Visuals created by Yuyi are dynamic, twisted, and complicated. In the piece “Making Eye Contact with Leaves,” many human eyes are printed on plant-shaped devices spread across an exhibition room decorated like the surface of a barren planet. The eyes constantly move around with the swirling devices, presenting the anxiety and insecurity of modern people in the internet age, according to the gallery.
“Making Eye Contact with Leaves” (TAO ART photo)
Founder of TAO ART Space Vicky Chen (陳薇捷) said she has long followed Yuyi on Instagram. The idea of “doing an exhibition that is different and unique” was birthed after having known the artist through Peckham, Chen said, adding that the show is meant to be interesting and delightful.
Despite gaining her fame through rich-colored and daring visual work on Instagram, the artist has had an evolving perspective on social media. “Back in 2016, I had a very positive attitude toward social media,” said Yuyi. It's a platform where “you can let other people see your work without the need for an actual space,” she said, noting that it allows people living on an isolated island or in a remote village to be seen.

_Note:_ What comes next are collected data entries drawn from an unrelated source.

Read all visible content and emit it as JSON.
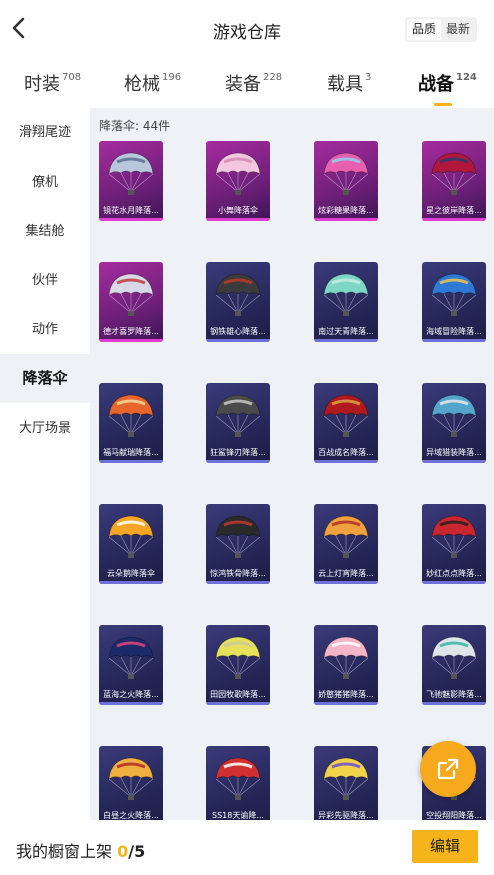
{
  "header": {
    "title": "游戏仓库",
    "sort": [
      "品质",
      "最新"
    ],
    "sort_active": 0
  },
  "tabs": [
    {
      "label": "时装",
      "count": "708"
    },
    {
      "label": "枪械",
      "count": "196"
    },
    {
      "label": "装备",
      "count": "228"
    },
    {
      "label": "载具",
      "count": "3"
    },
    {
      "label": "战备",
      "count": "124"
    }
  ],
  "active_tab": 4,
  "sidebar": [
    "滑翔尾迹",
    "僚机",
    "集结舱",
    "伙伴",
    "动作",
    "降落伞",
    "大厅场景"
  ],
  "active_sidebar": 5,
  "content": {
    "count_label": "降落伞: 44件"
  },
  "items": [
    {
      "name": "镜花水月降落...",
      "rarity": "legendary",
      "canopy": "#b8c8dc",
      "accent": "#5a6f93"
    },
    {
      "name": "小舞降落伞",
      "rarity": "legendary",
      "canopy": "#f2c7df",
      "accent": "#d488b6"
    },
    {
      "name": "炫彩糖果降落...",
      "rarity": "legendary",
      "canopy": "#e85fb0",
      "accent": "#8ad3f0"
    },
    {
      "name": "星之彼岸降落...",
      "rarity": "legendary",
      "canopy": "#b0173a",
      "accent": "#2c3a70"
    },
    {
      "name": "德才喜罗降落...",
      "rarity": "legendary",
      "canopy": "#d8d8e8",
      "accent": "#c23b3b"
    },
    {
      "name": "钢铁雄心降落...",
      "rarity": "epic",
      "canopy": "#3b3b3b",
      "accent": "#c0392b"
    },
    {
      "name": "南过天青降落...",
      "rarity": "epic",
      "canopy": "#7ed6c4",
      "accent": "#c9efe6"
    },
    {
      "name": "海域冒险降落...",
      "rarity": "epic",
      "canopy": "#2f79d6",
      "accent": "#f2c14e"
    },
    {
      "name": "福马献瑞降落...",
      "rarity": "epic",
      "canopy": "#e8652c",
      "accent": "#f7d9a0"
    },
    {
      "name": "狂鲨锋刃降落...",
      "rarity": "epic",
      "canopy": "#4a4a4a",
      "accent": "#c9c9c9"
    },
    {
      "name": "百战成名降落...",
      "rarity": "epic",
      "canopy": "#b0191d",
      "accent": "#d9a441"
    },
    {
      "name": "异域猎装降落...",
      "rarity": "epic",
      "canopy": "#53a6c9",
      "accent": "#e6e6e6"
    },
    {
      "name": "云朵鹅降落伞",
      "rarity": "epic",
      "canopy": "#f5a524",
      "accent": "#ffffff"
    },
    {
      "name": "惊鸿铁骨降落...",
      "rarity": "epic",
      "canopy": "#2a2a2a",
      "accent": "#c0392b"
    },
    {
      "name": "云上灯宵降落...",
      "rarity": "epic",
      "canopy": "#f0a03c",
      "accent": "#b0302a"
    },
    {
      "name": "妙红点点降落...",
      "rarity": "epic",
      "canopy": "#c9262d",
      "accent": "#222222"
    },
    {
      "name": "蓝海之火降落...",
      "rarity": "epic",
      "canopy": "#1d2a6a",
      "accent": "#e0447a"
    },
    {
      "name": "田园牧歌降落...",
      "rarity": "epic",
      "canopy": "#e6e05a",
      "accent": "#c9c9a0"
    },
    {
      "name": "娇憨猪猪降落...",
      "rarity": "epic",
      "canopy": "#f4b6c7",
      "accent": "#ffffff"
    },
    {
      "name": "飞驰魅影降落...",
      "rarity": "epic",
      "canopy": "#dfe6ea",
      "accent": "#39b5a3"
    },
    {
      "name": "白昼之火降落...",
      "rarity": "epic",
      "canopy": "#f0b040",
      "accent": "#b02a2a"
    },
    {
      "name": "SS18天谕降...",
      "rarity": "epic",
      "canopy": "#d03030",
      "accent": "#ffffff"
    },
    {
      "name": "异彩先驱降落...",
      "rarity": "epic",
      "canopy": "#f2d34a",
      "accent": "#6b4fd6"
    },
    {
      "name": "空投翔阳降落...",
      "rarity": "epic",
      "canopy": "#e86a2c",
      "accent": "#f5d36a"
    }
  ],
  "bottom": {
    "showcase_label": "我的橱窗上架",
    "showcase_current": "0",
    "showcase_max": "/5",
    "edit_label": "编辑"
  }
}
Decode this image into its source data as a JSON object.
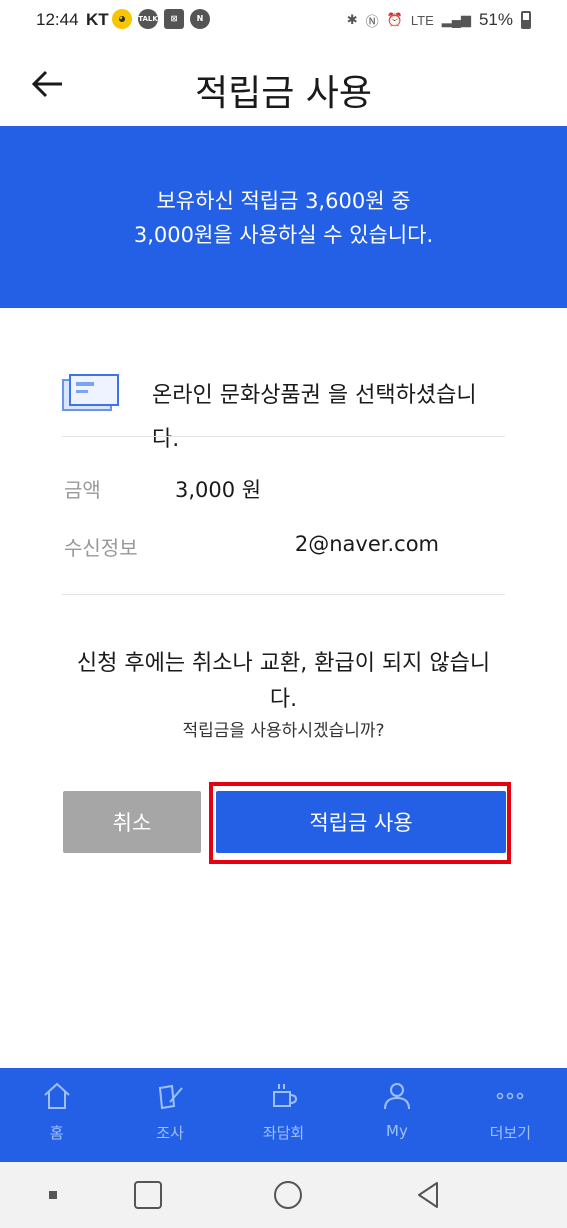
{
  "status_bar": {
    "time": "12:44",
    "carrier": "KT",
    "network": "LTE",
    "battery": "51%"
  },
  "header": {
    "title": "적립금 사용",
    "back_icon": "arrow-left-icon"
  },
  "banner": {
    "line1": "보유하신 적립금 3,600원 중",
    "line2": "3,000원을 사용하실 수 있습니다.",
    "color": "#2460e6"
  },
  "selection": {
    "icon": "gift-card-icon",
    "text": "온라인 문화상품권 을 선택하셨습니다."
  },
  "details": {
    "amount_label": "금액",
    "amount_value": "3,000 원",
    "recipient_label": "수신정보",
    "recipient_value": "2@naver.com"
  },
  "notice": {
    "warning": "신청 후에는 취소나 교환, 환급이 되지 않습니다.",
    "question": "적립금을 사용하시겠습니까?"
  },
  "buttons": {
    "cancel": "취소",
    "use": "적립금 사용",
    "highlight_color": "#e60012"
  },
  "bottom_nav": {
    "items": [
      {
        "label": "홈",
        "icon": "home-icon"
      },
      {
        "label": "조사",
        "icon": "survey-icon"
      },
      {
        "label": "좌담회",
        "icon": "coffee-cup-icon"
      },
      {
        "label": "My",
        "icon": "person-icon"
      },
      {
        "label": "더보기",
        "icon": "more-dots-icon"
      }
    ]
  }
}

“But later I started trying more challenging things, and social media has become saturated with KOLs (key opinion leaders) …. I came to this observation that many people, and I mean creators and those who try to make other people see their work, have been kidnaped by social media,” she said.
Having collaborated with luxury brands like Gucci, Maison Margiela, as well as WIRED magazine, the artist stressed she has been trying to “take back control” lately, even though it might have some repercussions for her commercial work. “I have become aware of such a thing as endurance,” said Yuyi. “If you want to stay on the path for a long time, you should do what really makes you happy.”